I was at a performance of Mahler’s Fourth Symphony the other night and when we came to the final movement, things were a bit odd. The soprano walked out while the orchestra was playing, sort of stood around for a while, sat down, stood up to sing, sat down in the middle, and then walked off before the final verse, holding onto the musician’s chairs. The majority of the audience didn’t know the piece, but for anyone following along in the program, this was a puzzlement. Apparently, soprano wasn’t feeling well before the concert and had the musical sense to leave when the music would permit. It was interesting, however, to hear the orchestra part without the normal soprano part.

Mahler: Symphony No. 4: IV. Sehr behaglich (Renée Fleming, soprano; Berlin Philharmonic Orchestra; Claudio Abbado, cond.)
These kinds of things happen – music is made by people, after all. Outdoor concerts can be the worst. One concert I attended had to be called off for rain – the concert band was ready to play, but the rain washed the music off the pages, literally. The trumpets and trombones suffered from excess water in their instruments and the clarinet reeds just seemed to go all floppy. It was one case where a strategic retreat was better than that show going on!

The problem of mobile phones in concert halls seems to be a continuing problem these days and a number of solutions have been found by performers: stopping the performance and shaming the malefactor, incorporating the ringtone melody into the performance, or just continuing on while the person’s seatmates take care of the problem. At least we no longer have the problem of digital watches that sound the hour and which no one ever seemed to be able to turn off!

Recently, in a concert in London, the London Symphony Orchestra’s oboist made the fastest oboe switch in the world when, in a performance of Berlioz’ Damnation of Faust, in trying to get a water bubble out during a rest, he split his reed – he quickly borrowed his neighbor’s oboe and made the next entry in perfect time. His neighboring player, being given the non-working oboe, put on a new reed for him and traded back for the next entry.
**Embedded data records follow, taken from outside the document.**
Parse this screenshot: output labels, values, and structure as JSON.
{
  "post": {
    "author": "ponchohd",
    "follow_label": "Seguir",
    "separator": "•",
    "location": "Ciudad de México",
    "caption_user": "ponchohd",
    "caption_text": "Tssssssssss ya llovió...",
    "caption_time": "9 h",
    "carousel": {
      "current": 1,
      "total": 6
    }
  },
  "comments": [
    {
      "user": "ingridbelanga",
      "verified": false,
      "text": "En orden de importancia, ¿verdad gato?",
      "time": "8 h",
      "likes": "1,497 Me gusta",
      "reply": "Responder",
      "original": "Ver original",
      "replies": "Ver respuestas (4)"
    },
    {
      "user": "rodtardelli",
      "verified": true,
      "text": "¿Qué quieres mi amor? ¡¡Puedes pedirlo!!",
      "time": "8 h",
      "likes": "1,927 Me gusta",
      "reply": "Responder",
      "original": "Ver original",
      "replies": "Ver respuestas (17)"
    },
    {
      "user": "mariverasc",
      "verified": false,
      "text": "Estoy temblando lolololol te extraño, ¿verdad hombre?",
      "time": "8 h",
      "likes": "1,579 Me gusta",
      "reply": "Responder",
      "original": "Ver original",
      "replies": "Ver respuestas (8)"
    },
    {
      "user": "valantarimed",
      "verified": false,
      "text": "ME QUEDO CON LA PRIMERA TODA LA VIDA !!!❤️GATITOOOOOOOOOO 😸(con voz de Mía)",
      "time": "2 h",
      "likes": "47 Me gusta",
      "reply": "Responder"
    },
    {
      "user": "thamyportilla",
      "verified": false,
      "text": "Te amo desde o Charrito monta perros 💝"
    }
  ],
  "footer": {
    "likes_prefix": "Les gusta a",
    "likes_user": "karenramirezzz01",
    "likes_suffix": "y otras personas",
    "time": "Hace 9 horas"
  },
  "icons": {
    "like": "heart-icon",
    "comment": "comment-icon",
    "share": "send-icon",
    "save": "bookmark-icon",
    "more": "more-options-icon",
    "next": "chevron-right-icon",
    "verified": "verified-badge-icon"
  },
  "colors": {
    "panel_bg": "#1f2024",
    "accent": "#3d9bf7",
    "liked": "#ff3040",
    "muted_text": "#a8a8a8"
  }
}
That has to be one of the most graceful recoveries we’ve ever seen – invisible to the audience and yet, if you had your eye on the right player, a wonderful behind the scenes move.

More Behind the Scenes


  1. Opening night for Gianni Schicchi, I was singing Zita. All week prior to opening, props people put plastic grapes in the bowl on the little table that I was to snatch up in our frenzied fury after having been thoroughly ripped off in the will. Opening night they put REAL grapes in the bowl and didn’t tell me anything was different. I was singing my bit, gesturing wildly, grabbed up the grapes and they all came off the stems. Grapes flying across the stage, rolling down to the front, dropping into the orchestra pit. I kept singing and gesturing but my mind was a great big WTF??? Later that evening one of the French horn players in the orchestra who was a really good friend of mine came up and asked me what on earth had happened, he was playing along and all of a sudden grapes were falling onto him and his music stand. We just carried on like nothing was out of the ordinary. I did mention it to the prop guy the next afternoon, though. We had plastic thereafter.